4 min • Digitized on November 27, 2021

From The Sinner’s Guide, page 371
By Venerable Louis of Granada

Let not the duration or difficulty of the labors alarm you. God, Who calls you to combat, will give you victory.

He sees your weakness; He will support you when you falter, and He will reward you when you conquer.

Reanimate your failing courage, not by comparing the difficulties of virtue with the pleasures of vice, but by comparing the labor which precedes virtue with the trouble which surely follows vice.

Place side by side the fleeting pleasure of sin and the eternal happiness of virtue, and you will see how preferable is God’s service to the fatal repose to which sloth allures you.

Yet do not allow victory to render you indolent, for success often lulls us into a dangerous confidence.

Never abandon your arms; for your enemies never sleep, and life without temptations is as impossible as a sea of perpetual calm.

A man is usually tempted most at the beginning of a good life, for the devil has no need to tempt those who have abandoned themselves to his control.

But he is unceasing in his efforts against those who have resolved to give themselves to God.

Therefore, let him never find you unprepared, but, like a soldier in an enemy’s country, be always ready for combat.

If you are sometimes wounded, beware of throwing away your arms and surrendering in dismay.

Rather imitate those brave warriors whom the shame of defeat spurs to more heroic resistance and greater deeds of valor.

Thus you will rise from a fall with new strength.
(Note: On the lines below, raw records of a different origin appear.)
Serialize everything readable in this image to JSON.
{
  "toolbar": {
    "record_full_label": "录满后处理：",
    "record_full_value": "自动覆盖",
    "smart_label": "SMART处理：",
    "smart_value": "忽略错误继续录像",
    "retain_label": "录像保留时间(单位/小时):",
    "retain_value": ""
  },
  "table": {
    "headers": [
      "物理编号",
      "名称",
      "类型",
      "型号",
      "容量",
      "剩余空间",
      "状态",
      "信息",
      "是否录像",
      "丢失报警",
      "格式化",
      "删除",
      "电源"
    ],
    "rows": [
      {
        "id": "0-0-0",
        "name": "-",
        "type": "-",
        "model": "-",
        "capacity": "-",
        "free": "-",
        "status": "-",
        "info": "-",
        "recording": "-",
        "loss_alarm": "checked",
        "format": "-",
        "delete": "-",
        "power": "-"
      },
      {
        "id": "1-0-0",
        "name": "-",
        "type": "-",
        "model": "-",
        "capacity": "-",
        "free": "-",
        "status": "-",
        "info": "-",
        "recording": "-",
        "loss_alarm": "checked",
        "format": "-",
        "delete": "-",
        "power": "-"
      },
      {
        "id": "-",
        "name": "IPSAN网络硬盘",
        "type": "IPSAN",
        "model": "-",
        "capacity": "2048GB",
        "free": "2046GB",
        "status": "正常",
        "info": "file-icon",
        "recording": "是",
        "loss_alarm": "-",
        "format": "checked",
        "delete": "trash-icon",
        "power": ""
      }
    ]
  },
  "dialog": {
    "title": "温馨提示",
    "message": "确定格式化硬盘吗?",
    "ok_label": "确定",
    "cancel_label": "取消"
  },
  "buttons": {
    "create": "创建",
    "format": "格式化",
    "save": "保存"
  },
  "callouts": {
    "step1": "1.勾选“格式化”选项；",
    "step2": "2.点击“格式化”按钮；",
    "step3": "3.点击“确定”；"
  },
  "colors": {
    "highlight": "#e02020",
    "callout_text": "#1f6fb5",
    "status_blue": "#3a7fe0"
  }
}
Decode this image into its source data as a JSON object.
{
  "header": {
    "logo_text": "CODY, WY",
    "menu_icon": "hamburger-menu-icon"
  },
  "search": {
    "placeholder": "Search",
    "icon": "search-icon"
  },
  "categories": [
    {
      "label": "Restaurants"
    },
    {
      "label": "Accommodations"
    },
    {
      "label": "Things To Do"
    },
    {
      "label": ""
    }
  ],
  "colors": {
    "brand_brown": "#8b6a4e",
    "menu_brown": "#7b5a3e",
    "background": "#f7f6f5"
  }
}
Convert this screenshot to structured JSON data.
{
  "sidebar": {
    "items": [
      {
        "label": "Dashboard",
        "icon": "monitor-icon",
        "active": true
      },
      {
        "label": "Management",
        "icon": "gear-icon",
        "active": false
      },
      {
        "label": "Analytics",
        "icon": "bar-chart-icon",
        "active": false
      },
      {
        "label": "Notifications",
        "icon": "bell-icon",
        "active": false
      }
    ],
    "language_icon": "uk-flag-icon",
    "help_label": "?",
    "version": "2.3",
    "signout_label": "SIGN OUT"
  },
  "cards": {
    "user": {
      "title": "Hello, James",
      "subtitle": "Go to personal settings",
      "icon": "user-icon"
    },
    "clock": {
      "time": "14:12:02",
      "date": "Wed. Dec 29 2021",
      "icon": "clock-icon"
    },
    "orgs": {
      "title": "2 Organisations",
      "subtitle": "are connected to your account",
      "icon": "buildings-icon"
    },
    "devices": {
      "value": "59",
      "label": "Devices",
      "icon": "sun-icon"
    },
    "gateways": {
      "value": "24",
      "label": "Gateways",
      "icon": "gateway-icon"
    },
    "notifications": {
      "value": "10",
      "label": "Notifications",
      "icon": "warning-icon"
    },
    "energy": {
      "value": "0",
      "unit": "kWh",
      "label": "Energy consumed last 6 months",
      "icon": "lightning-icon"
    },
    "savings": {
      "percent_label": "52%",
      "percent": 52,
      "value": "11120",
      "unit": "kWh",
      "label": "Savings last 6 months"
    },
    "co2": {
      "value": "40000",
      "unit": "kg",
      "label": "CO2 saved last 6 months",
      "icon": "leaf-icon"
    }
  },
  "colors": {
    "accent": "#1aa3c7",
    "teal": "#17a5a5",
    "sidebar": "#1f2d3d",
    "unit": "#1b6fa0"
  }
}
You will see the enemy to whom you formerly submitted now flying before you.

And if, as it may happen in battle, you are repeatedly wounded, do not lose heart, but remember that the valor of a soldier does not consist in escaping wounds, but in never surrendering.

We do not call a combatant defeated when he is covered with wounds, but when he loses courage and abandons the field.

And when you are wounded lose no time in applying a remedy; for one wound is more easily cured than two, and a fresh wound more quickly than one that has been inflamed by neglect.

Do not be satisfied with resisting temptation, but gather from it greater incentives to virtue, and with the assistance of God’s grace you will reap profit rather than harm from the attacks of the enemy.

If you are tempted to gluttony or sensuality, retrench something from your usual repasts, even though they in no way exceed the limits of sobriety, and give yourself with more fervor to fasting and other practices of devotion.

If you are assailed by avarice, increase the amount of your alms and the number of your good works.

If you feel the promptings of vain-glory, lose no opportunity of accepting humiliations.

Then, perhaps, the devil may fear to tempt you, seeing that you convert his snares into occasions of virtue, and that he only affords you opportunities of greater good.

Above all things fly idleness. Even in your hours of relaxation do not be wholly unoccupied.

And, on the other hand, do not be so absorbed in your labors that you cannot from time to time raise your heart to God and treat with Him in prayer.